Santi numi immortali,
senz'il cui alto intendimento eterno,
neppur in mar un'onda
si move, o in aria spirto, o in terra fronda,
qual sì grave peccato
ho contra voi commesso, ond'io sia degno
di venir col mio seme in ira al cielo?
Ma s'ho pur peccat'io,
in che peccò il mio figlio?
Ché non perdoni a lui?
E con un soffio del tuo sdegno ardente
me folgorando, non ancidi, o Giove?
Ma se cessa il tuo strale,
non cesserà il mio ferro.
Rinnoverò d'Aminta
il doloroso esempio;
e vedrà prima il figlio estinto il padre,
che 'l padre uccida di sua mano il figlio.
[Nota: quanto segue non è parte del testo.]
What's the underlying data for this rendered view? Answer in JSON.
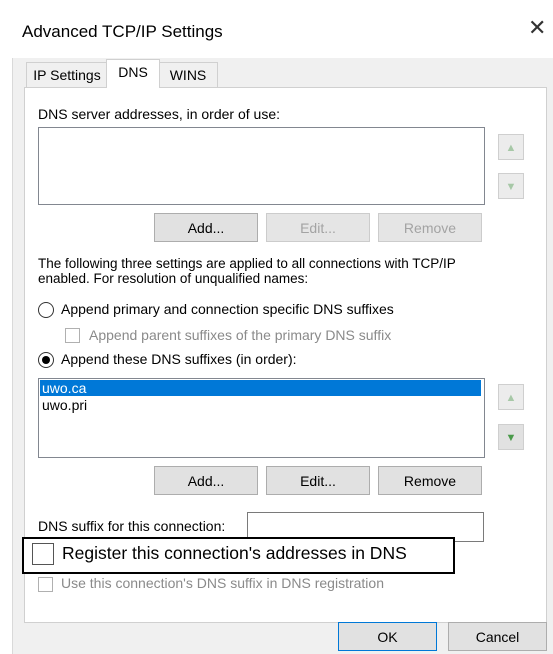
{
  "window": {
    "title": "Advanced TCP/IP Settings",
    "close_icon": "close-icon"
  },
  "tabs": [
    {
      "label": "IP Settings",
      "active": false
    },
    {
      "label": "DNS",
      "active": true
    },
    {
      "label": "WINS",
      "active": false
    }
  ],
  "dns": {
    "servers_label": "DNS server addresses, in order of use:",
    "servers": [],
    "server_buttons": {
      "add": "Add...",
      "edit": "Edit...",
      "remove": "Remove"
    },
    "info_text_line1": "The following three settings are applied to all connections with TCP/IP",
    "info_text_line2": "enabled. For resolution of unqualified names:",
    "radio_primary": {
      "label": "Append primary and connection specific DNS suffixes",
      "checked": false
    },
    "check_parent": {
      "label": "Append parent suffixes of the primary DNS suffix",
      "checked": false,
      "enabled": false
    },
    "radio_these": {
      "label": "Append these DNS suffixes (in order):",
      "checked": true
    },
    "suffixes": [
      "uwo.ca",
      "uwo.pri"
    ],
    "selected_suffix": "uwo.ca",
    "suffix_buttons": {
      "add": "Add...",
      "edit": "Edit...",
      "remove": "Remove"
    },
    "connection_suffix_label": "DNS suffix for this connection:",
    "connection_suffix_value": "",
    "register": {
      "label": "Register this connection's addresses in DNS",
      "checked": false
    },
    "use_suffix": {
      "label": "Use this connection's DNS suffix in DNS registration",
      "checked": false,
      "enabled": false
    }
  },
  "footer": {
    "ok": "OK",
    "cancel": "Cancel"
  },
  "colors": {
    "selection": "#0078d7",
    "arrow_green": "#4a9a4a"
  }
}
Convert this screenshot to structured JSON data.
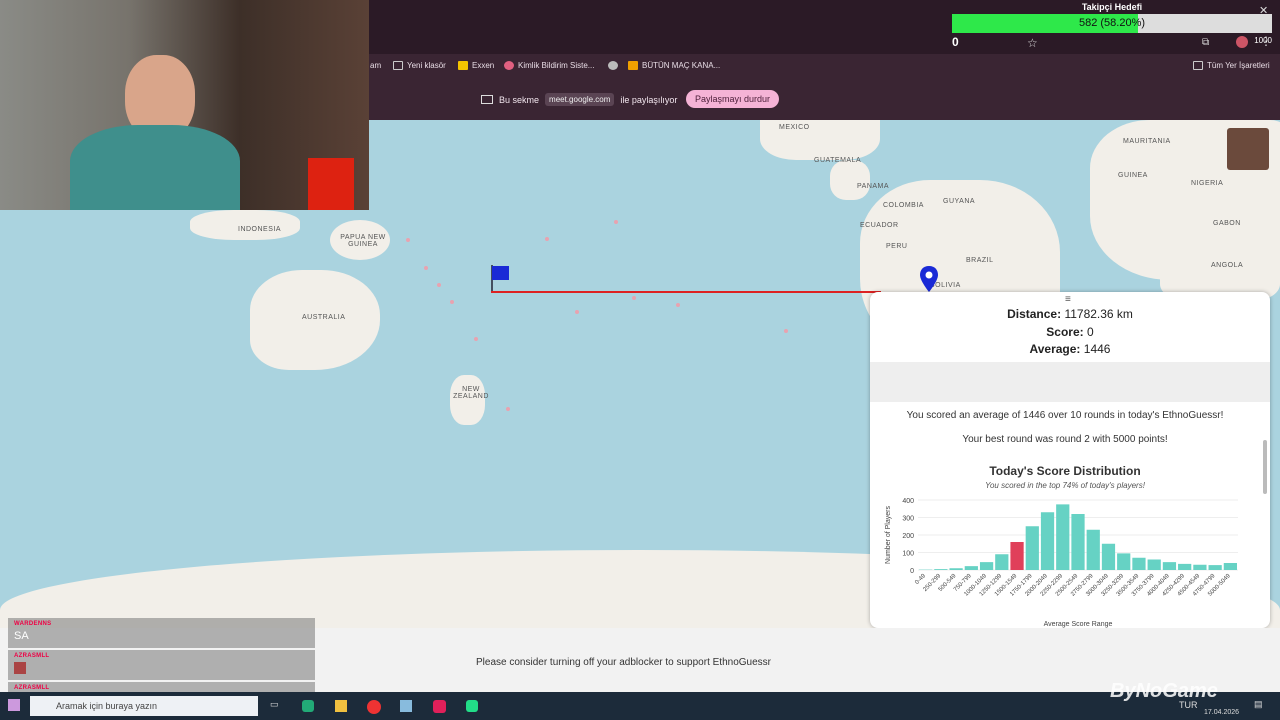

Mori dunque, Montano. Oggi morire
a te tocca, a te giova.
Numi, non so s'io dica
del cielo, o dell'inferno,
che col duolo agitate
la disperata mente;
ecco, il vostro furore;
poiché così vi piace, ho già concetto.
Non bramo altro che morte: altra vaghezza
non ho, che del mio fine.
Un funesto desio d'uscir di vita
tutto m'ingombra, e par che mi conforte.
Alla morte, alla morte.
CARINO
Oh infelice vecchio;
come il lume maggiore
la minor luce abbaglia,
così il dolor, che del tuo male i' sento,
il mio dolore ha spento.
Certo se' tu d'ogni pietà ben degno.
Tirenio. Montano. Carino.
TIRENIO
Affrettati, mio figlio,
ma con sicuro passo,
sì ch'i' possa seguirti, e non inciampi
per questo dirupato, e torto calle,
col piè cadente, e cieco.
Occhio se' tu di lui, come son io
occhio della tua mente:
e quando sarai giunto
innanzi al sacerdote, ivi ti ferma.
MONTANO
Ma non è quel, che colà veggio il nostro
venerando Tirenio,
ch'è cieco in terra, e tutto vede in cielo?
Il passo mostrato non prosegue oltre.